Post Revolution (1917-1932) Constructivism

In the first year of Soviet Power, all of the architects who refused to emigrate as well as the new generation denounced any features of classical heritage in their works and started to propagate formalism. The most influential of all Revivalist themes. Giant plans were drawn for massive cities with technical advances. The most ambitious of all was Tower of the Third Internationale planned in 1919 by Vladimir Tatlin (1885-1953), а 400 meter spiral wound around a tilted central axis with rotating glass chambers. Impossible in real life, Tatlin Tower inspired a generation of Constructivist architects in Russia and abroad. Real Shukhov Tower, rising 160 meters above Moscow, was completed in 1922. According to the initial project, the Hyperboloid Tower by Vladimir Shukhov with the height of 350 meters had the estimated mass of only 2200 ton, while the Eifel Tower in Paris with the height of 350 meters weighs 7300 ton.


One of the most important priorities in post-revolutionary period was a mass reconstruction of cities. In 1918 Alexey Shchusev (1873-1949) and Ivan Zholtovsky founded the Mossovet Architectural Workshop, where the complex planning of Moscow's reconstruction as a new Soviet capital took place. The Workshop employed young architects that soon emerged as avant-garde leaders. At the same time, architectural education concentrated in VKhUTEMAS college, divided between revivalists and modernist.
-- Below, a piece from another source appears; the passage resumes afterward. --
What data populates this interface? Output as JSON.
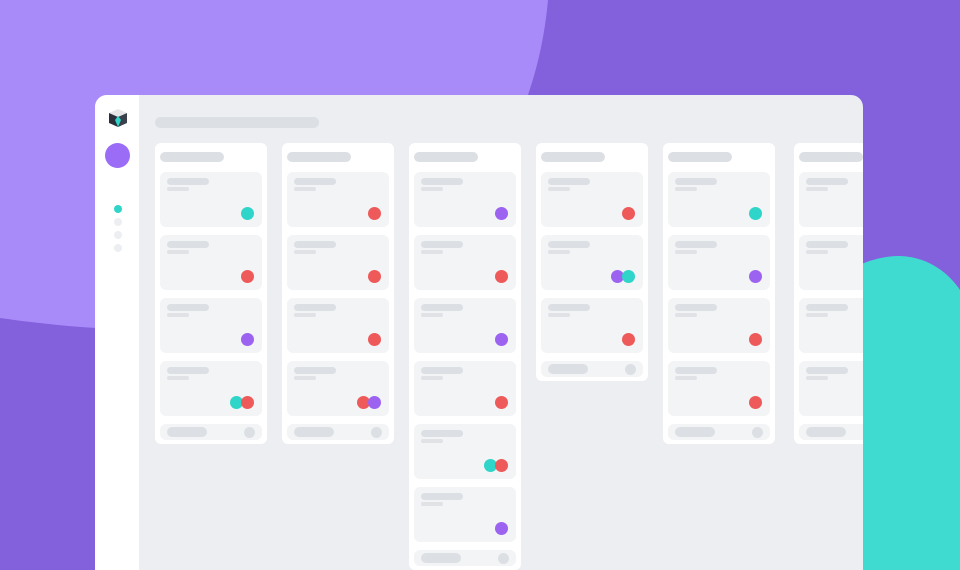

In 1919 Petrograd saw a similar planning and educational setup headed by experienced revivalist Ivan Fomin (1872-1936). Other cities followed suit, and the results of the work carried out there were to make dramatic changes in tradition Russian city layout. The first large scale development templates generalny plan were drawn there. Effectively the whole city was planned as a series of new wide avenues, massive public structures, liquidation of worker quarters and turning them into proper housing with heating and sanitation. First apartment building of this period was completed in 1923, followed with a surge of public housing construction in 1925-1929.